Depois da queda 
Carlos Vogt 
Quando Freud apresentou,
em uma de suas Palestras Introdutórias – a
décima oitava –, a psicanálise como “o terceiro golpe a
atingir a soberba ingênua e o amor-próprio do Homem”,
completava-se, assim, a tríade dos grandes abalos que o
conhecimento foi produzindo ao longo dos séculos no
entendimento, na compreensão, na vivência das
relações com o cosmos (o cisma cosmológico da
revolução coperniciana), com a sua centralidade na
criação, entre as espécies (o cisma do
evolucionismo biológico pela obra de Darwin), consigo
próprio na descoberta das forças do inconsciente que o
alienam de sua própria casa (o cisma psicanalítico
anunciado por Freud).
Um quarto abalo,
também fundamental, poderia ser acrescentado, passando a
configurar um como que “quadrado lógico” da síndrome das
grandes perdas da história vertiginosa do mundo ocidental e das
apresentações de suas representações no
espetáculo do conhecimento: o do cisma ontológico
provocado pela filosofia cartesiana e pela definitiva
alienação entre o eu e o mundo por ele captada e,
epistemologicamente, provocada como paradigma de abordagem e de
produção científicas do conhecimento.
  O conjunto desses cismas provoca, 
    por sua vez, no mundo contemporâneo, em particular a partir da filosofia 
    de Kant no século XVIII e de Nietzsche, no século XIX (Nietzsche 
    que dizia não haver nenhum fato, mas apenas interpretações) 

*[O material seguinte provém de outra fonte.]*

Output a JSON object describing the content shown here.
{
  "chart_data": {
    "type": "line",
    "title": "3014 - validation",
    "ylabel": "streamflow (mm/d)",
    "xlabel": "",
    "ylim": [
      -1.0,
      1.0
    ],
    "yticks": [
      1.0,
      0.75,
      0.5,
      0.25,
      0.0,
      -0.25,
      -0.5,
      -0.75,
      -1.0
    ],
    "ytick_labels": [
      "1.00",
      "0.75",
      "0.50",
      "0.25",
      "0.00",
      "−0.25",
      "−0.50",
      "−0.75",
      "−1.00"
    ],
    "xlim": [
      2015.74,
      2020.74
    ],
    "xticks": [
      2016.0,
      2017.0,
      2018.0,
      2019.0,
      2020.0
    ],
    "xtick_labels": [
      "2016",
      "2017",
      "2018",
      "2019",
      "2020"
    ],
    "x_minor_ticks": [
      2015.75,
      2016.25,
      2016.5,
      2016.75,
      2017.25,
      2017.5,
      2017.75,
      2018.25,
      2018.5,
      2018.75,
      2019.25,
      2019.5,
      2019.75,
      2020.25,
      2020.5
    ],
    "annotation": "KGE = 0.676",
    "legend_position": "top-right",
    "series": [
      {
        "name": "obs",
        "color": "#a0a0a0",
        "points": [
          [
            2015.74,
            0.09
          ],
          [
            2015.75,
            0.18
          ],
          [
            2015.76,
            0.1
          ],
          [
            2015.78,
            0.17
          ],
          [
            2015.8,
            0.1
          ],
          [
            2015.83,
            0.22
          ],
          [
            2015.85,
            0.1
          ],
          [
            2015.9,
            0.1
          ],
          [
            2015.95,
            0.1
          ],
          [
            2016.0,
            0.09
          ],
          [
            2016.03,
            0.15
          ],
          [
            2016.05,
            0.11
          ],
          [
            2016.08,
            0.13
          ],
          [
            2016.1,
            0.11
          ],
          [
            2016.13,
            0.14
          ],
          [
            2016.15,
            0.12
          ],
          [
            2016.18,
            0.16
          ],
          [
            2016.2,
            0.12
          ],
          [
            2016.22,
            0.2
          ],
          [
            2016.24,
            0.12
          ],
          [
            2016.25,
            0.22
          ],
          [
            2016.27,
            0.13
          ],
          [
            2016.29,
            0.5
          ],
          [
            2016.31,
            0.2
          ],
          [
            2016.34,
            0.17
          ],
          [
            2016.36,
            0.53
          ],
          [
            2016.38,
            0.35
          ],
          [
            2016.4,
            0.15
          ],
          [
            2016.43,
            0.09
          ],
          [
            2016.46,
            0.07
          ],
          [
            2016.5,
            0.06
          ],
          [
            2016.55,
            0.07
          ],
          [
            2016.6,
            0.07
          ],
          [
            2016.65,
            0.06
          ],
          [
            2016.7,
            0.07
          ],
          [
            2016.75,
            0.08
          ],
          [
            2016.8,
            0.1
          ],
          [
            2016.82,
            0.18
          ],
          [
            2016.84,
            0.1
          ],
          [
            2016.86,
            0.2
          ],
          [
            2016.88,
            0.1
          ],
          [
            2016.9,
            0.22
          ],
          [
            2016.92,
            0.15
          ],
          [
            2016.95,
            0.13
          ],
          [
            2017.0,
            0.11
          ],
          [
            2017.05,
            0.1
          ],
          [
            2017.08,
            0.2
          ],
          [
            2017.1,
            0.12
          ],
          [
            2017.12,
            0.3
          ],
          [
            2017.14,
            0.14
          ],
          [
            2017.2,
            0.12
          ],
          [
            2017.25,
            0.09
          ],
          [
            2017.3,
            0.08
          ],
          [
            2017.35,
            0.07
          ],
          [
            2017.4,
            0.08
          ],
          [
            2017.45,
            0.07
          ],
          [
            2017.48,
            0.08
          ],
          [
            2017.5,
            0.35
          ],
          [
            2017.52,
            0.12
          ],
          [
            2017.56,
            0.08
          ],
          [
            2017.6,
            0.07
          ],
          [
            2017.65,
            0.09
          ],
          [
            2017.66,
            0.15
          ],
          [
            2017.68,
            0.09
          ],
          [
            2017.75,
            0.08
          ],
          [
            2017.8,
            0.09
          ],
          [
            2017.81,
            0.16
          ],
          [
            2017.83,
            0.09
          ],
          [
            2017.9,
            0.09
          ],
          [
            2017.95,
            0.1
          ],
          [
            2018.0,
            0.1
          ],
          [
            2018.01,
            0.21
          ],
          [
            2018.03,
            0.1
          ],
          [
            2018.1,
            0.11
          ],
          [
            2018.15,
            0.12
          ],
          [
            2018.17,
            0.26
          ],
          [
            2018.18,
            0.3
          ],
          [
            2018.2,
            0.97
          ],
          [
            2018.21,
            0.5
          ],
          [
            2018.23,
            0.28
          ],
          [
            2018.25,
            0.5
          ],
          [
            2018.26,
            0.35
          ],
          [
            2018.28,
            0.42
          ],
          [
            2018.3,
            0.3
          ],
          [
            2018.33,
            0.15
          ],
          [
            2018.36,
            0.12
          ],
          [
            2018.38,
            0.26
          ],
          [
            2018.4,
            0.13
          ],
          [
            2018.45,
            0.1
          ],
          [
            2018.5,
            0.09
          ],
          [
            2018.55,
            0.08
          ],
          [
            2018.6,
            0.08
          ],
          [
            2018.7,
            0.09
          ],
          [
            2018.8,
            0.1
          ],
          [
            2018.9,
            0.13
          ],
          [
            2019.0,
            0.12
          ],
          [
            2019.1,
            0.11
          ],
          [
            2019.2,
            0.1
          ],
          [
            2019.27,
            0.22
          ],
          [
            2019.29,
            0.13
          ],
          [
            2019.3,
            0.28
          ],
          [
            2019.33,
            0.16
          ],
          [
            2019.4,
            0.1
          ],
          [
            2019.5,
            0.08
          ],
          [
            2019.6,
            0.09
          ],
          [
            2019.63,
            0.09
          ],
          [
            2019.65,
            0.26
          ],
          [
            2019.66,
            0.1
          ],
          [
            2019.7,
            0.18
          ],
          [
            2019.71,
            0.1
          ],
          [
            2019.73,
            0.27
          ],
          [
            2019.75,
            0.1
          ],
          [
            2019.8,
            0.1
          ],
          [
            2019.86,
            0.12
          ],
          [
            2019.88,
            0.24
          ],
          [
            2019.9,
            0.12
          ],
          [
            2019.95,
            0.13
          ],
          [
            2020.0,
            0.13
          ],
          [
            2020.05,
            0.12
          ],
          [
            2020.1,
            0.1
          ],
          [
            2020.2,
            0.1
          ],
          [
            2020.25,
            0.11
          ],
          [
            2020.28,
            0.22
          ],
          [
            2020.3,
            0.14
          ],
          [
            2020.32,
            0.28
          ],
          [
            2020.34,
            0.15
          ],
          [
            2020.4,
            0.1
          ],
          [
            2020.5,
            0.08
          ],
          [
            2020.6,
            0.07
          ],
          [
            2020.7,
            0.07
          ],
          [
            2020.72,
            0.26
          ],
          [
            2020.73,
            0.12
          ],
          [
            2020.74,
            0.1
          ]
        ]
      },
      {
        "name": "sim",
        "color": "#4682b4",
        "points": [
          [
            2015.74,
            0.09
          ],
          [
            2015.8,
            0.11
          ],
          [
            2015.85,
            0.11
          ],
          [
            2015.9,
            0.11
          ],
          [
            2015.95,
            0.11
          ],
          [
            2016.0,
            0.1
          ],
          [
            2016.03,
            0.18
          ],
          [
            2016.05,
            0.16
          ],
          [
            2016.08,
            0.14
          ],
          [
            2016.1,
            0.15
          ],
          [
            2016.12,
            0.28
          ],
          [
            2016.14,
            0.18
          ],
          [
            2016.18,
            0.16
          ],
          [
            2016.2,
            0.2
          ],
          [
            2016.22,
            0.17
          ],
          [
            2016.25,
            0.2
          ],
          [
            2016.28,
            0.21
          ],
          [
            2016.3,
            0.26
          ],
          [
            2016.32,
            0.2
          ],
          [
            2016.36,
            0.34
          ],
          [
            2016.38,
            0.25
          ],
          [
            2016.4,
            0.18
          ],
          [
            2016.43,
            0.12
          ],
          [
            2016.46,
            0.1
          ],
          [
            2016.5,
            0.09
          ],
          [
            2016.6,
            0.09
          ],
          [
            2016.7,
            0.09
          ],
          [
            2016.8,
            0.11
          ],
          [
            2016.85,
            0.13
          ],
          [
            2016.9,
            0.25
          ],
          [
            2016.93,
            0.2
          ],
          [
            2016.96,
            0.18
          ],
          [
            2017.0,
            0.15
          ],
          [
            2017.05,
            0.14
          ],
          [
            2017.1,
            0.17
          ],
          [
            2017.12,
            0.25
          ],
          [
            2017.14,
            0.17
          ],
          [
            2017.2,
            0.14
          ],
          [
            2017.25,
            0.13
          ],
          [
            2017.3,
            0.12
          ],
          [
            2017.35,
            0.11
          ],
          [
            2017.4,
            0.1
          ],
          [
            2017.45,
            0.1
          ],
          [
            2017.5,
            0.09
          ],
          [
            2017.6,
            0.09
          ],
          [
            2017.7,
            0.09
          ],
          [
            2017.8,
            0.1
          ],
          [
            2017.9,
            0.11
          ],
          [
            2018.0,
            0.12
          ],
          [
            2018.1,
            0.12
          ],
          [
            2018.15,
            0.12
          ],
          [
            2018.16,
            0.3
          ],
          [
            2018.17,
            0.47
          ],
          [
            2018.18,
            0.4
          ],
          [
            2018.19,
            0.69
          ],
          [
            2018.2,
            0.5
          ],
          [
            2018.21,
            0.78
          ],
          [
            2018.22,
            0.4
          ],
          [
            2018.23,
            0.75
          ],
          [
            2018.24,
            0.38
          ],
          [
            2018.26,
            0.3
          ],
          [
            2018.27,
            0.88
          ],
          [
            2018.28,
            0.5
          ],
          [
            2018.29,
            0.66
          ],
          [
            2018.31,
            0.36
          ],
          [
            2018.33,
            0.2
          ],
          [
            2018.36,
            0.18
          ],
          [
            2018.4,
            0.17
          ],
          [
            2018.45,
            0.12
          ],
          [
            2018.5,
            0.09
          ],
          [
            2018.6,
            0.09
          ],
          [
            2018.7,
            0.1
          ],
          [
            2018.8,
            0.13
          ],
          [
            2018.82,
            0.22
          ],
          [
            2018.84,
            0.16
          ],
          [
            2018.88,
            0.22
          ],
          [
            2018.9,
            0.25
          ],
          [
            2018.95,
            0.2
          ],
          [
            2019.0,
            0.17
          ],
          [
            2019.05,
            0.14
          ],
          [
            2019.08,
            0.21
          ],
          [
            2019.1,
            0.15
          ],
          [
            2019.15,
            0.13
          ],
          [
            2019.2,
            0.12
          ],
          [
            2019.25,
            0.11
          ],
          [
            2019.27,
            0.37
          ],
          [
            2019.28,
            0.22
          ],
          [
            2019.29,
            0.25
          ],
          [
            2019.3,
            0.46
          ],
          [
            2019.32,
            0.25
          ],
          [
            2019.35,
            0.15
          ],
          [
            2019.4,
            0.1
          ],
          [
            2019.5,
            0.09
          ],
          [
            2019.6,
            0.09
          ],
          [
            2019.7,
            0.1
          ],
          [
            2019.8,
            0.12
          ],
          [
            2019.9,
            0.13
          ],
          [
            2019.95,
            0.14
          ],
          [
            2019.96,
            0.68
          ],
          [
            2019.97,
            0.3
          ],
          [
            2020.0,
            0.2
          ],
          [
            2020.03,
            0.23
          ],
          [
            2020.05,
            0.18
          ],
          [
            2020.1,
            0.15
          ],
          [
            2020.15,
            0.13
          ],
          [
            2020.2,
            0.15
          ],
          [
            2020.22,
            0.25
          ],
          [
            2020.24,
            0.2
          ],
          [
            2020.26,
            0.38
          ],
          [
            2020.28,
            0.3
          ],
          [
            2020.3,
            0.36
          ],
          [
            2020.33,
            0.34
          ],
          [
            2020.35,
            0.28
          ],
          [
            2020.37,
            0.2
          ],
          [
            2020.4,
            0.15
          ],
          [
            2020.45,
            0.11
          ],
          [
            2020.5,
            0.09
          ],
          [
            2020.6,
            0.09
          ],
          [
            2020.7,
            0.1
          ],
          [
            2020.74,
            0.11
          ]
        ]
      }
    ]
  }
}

    um quinto abalo que passa a funcionar como uma espécie de epicentro 
    dos grandes tremores do pensamento ocidental na atualidade: um cisma epistemológico 
    de proporções geológicas e planetárias que nos 
    leva até mesmo a identificar as suas características não 
    pelo conjunto positivo de predicados que agrega, mas pela multiplicidade de 
    atributos que concorrem para sua desagregação desconstrutora. 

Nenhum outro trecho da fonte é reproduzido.